Living in the US where internet access is relatively inexpensive, I have a high-speed DSL connection, and I don’t pay attention to how long my computer stays connected. In Cuba, where access was $5.00 an hour for a slow connection at the Capitolio internet cafe, I had to carefully assess the value of what I was reading. Much and sometimes most of what I get in e-mail is junk, so I found myself deleting most of what I received in Cuba without reading it.
Cuba is willing to trade with anyone who will trade with it. I noticed that many of the computer monitors in the Capitolio, and elsewhere, were of Israeli manufacture. Cuba’s vigorous support for the Palestinians doesn’t keep it from having economic relations with Israel, which maintains a very low profile on the island.”

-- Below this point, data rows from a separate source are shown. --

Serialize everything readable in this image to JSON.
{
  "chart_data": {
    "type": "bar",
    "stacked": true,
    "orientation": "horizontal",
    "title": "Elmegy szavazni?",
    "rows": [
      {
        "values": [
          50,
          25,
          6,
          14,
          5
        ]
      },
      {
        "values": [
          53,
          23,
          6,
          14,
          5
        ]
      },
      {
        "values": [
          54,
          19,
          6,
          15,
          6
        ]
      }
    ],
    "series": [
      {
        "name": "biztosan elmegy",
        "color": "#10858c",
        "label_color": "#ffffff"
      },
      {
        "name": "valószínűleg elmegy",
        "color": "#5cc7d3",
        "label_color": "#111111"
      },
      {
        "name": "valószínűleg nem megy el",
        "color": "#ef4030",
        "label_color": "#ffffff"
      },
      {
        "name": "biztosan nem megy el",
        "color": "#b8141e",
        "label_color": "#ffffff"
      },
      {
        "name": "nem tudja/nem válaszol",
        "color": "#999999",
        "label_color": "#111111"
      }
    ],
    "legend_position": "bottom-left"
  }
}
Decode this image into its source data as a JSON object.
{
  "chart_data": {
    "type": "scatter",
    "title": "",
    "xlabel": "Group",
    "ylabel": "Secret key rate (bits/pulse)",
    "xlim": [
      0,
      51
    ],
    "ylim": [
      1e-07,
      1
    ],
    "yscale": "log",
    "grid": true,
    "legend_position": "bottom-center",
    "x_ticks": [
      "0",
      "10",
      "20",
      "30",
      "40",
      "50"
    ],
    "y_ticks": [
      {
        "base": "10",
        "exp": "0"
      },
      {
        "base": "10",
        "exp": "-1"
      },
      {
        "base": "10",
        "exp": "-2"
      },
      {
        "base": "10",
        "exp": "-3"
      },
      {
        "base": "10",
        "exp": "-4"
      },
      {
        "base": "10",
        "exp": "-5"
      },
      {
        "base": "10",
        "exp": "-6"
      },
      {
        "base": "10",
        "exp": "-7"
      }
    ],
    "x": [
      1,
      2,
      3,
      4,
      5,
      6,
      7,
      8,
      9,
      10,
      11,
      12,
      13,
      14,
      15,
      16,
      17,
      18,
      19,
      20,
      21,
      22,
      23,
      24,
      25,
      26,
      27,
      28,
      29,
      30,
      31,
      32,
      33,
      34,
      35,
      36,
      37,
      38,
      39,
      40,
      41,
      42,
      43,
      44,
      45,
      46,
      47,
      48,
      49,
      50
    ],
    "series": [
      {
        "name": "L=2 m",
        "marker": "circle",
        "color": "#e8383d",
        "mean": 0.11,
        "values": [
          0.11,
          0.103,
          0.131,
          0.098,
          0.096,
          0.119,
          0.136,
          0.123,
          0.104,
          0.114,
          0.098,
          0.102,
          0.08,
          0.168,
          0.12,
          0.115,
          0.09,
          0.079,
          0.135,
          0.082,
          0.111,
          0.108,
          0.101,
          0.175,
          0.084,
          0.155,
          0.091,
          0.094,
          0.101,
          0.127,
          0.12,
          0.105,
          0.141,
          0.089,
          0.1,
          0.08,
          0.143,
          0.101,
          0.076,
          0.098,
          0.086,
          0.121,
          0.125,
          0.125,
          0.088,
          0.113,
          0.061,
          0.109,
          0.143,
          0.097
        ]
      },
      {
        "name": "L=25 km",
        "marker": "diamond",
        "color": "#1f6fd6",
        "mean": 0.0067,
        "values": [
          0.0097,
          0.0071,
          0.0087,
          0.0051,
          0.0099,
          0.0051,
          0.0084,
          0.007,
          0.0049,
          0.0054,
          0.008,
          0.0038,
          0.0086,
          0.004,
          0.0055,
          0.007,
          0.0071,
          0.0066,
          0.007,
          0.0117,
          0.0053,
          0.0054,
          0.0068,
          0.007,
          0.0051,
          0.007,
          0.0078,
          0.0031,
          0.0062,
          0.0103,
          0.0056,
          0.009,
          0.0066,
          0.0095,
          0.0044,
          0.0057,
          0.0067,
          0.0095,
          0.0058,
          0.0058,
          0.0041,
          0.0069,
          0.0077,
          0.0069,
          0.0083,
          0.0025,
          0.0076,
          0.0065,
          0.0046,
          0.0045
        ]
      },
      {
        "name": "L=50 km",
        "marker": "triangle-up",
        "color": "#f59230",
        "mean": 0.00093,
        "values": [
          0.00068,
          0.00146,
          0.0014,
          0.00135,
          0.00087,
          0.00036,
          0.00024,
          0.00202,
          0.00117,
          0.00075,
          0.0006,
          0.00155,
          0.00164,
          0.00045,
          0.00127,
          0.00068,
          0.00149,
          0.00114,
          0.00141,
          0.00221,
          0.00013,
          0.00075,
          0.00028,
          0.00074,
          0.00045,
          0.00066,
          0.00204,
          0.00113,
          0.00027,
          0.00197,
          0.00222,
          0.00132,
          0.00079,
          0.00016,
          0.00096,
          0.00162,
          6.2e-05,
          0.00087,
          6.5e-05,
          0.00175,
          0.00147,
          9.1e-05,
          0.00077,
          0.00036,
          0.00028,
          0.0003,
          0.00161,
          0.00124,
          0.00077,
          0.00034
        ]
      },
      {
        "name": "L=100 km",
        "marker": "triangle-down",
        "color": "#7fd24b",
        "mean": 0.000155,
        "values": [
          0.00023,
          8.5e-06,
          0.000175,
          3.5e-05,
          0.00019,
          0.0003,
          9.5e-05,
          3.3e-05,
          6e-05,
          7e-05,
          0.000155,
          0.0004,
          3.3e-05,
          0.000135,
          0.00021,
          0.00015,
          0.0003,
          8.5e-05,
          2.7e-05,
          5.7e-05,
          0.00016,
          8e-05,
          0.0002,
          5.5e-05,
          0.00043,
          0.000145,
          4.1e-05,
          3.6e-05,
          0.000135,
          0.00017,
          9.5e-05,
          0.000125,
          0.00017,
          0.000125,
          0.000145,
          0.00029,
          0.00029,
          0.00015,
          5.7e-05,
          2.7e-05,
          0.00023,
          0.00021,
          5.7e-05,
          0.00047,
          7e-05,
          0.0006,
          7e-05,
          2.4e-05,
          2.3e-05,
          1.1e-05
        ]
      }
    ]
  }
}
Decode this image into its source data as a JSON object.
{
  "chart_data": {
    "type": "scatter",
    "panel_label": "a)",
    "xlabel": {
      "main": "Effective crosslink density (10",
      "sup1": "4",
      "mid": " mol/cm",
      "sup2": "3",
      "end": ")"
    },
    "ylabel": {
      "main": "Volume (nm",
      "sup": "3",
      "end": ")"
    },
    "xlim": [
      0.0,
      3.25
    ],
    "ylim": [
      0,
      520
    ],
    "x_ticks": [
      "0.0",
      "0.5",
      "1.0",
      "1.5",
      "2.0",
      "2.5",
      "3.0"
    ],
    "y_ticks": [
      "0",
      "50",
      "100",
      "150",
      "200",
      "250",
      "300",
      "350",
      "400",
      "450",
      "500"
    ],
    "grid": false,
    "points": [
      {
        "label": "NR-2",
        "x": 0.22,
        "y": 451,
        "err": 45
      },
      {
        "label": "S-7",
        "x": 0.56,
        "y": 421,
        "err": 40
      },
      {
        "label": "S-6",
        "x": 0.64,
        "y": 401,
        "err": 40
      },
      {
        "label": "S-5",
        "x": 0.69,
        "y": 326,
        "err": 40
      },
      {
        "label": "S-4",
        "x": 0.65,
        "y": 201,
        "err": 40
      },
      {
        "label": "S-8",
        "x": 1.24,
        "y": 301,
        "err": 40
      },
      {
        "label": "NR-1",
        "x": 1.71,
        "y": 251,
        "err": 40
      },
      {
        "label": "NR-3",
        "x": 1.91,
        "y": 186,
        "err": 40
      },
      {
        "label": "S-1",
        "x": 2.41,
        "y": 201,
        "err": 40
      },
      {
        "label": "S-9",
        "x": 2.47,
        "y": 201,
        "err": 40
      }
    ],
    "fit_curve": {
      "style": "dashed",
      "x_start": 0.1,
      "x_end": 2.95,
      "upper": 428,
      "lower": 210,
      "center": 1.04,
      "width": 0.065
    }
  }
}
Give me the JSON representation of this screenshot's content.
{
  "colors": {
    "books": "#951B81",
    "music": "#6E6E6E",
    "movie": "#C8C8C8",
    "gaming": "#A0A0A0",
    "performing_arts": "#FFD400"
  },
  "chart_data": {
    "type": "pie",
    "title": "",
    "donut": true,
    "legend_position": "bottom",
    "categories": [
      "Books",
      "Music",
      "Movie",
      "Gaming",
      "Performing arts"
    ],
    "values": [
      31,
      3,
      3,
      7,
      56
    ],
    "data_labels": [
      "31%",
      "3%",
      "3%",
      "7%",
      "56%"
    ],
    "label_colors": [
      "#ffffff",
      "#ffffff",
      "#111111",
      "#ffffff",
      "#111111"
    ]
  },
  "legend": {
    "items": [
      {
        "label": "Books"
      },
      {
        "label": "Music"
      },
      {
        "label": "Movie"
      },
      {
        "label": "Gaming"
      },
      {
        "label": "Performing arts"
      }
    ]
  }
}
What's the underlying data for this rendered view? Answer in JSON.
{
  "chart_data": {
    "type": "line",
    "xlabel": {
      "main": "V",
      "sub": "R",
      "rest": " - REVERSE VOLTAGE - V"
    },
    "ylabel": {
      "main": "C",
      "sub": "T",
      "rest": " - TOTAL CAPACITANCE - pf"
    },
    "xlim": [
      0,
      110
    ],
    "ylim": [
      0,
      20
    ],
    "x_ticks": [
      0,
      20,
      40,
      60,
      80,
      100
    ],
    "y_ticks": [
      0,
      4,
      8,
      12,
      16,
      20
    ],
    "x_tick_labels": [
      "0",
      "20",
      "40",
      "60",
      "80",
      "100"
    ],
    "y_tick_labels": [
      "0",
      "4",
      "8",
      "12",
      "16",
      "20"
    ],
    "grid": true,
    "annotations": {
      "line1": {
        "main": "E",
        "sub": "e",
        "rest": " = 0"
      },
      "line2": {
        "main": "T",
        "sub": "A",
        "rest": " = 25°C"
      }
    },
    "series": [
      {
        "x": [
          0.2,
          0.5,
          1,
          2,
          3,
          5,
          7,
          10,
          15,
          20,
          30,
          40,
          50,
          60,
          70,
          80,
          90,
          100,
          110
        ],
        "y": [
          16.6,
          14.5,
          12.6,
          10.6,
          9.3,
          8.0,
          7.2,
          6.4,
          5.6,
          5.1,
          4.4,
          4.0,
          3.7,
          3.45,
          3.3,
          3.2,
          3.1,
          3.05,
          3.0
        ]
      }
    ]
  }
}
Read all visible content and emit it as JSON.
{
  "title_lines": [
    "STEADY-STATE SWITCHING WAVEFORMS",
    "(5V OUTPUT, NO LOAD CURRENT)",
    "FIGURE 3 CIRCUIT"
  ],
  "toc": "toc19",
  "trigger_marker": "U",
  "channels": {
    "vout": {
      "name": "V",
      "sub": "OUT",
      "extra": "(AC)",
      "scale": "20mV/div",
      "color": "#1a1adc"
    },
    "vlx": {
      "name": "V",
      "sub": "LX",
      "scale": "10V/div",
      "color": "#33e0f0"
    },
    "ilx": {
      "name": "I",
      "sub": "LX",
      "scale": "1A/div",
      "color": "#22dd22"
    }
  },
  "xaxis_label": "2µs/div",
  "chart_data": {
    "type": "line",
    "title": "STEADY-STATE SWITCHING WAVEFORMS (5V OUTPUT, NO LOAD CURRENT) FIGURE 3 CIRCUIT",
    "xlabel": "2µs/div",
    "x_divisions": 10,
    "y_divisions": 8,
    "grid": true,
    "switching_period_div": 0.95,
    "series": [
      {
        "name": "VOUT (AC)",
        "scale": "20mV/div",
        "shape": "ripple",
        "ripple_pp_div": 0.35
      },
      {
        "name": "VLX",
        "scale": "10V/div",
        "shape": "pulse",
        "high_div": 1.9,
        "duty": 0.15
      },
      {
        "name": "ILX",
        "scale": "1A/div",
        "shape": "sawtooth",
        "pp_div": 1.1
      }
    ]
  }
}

Regarding undeniable intolerant aspects of the Cuban revolution one has to consider a similar intolerance in the exile Cuban community in Miami. People there celebrate terrorists like Orlando Bosch who organized the blowing up of a civilian Cuban airliner and killed 73 people as some kind of heroes. A left-leaning radio station such as Radio Progreso Alternativa has had to suffer all kinds of sabotage. The hard-liners of this right-wing extremist community have for more than forty years struggled to convince the US government to invade Cuba (the failed Bay of Pigs invasion is one blatant example of this).
So I think it is not surprising that Cuba sometimes takes harsh measures to defend its sovereignty. Regarding dissidents: There are many dissident organizations that are not financed by the US and that are tolerated by the Cuban government. Cuba ... even according to dissidents ... have rather few political prisoners. In fact many US supported regimes have many more. According to Wayne S. Smith, former head of the US interest section in Havana under Jimmy Carter, Cuba is gradually developing into a more open society. There is for example freedom of religion (unlike in Vietnam or China) and many Christian organizations have their own publications that are by no means being censored.
And finally: If Cuba were such a tyranny, why do almost all of those thousands of doctors who spend two years working in Latin American countries, return to Cuba when they have finished their job. Why don’t they escape to such wonderful free democratic countries such as Honduras, Guatemala, Nicaragua which have been dominated by the USA for decades and have had such a wonderful social and economic development?
In Venezuela the Chavez government has done a lot to make internet available to everyone in public institutions, so I cannot see that Luis Zuleta could possibly have anything to complain about there.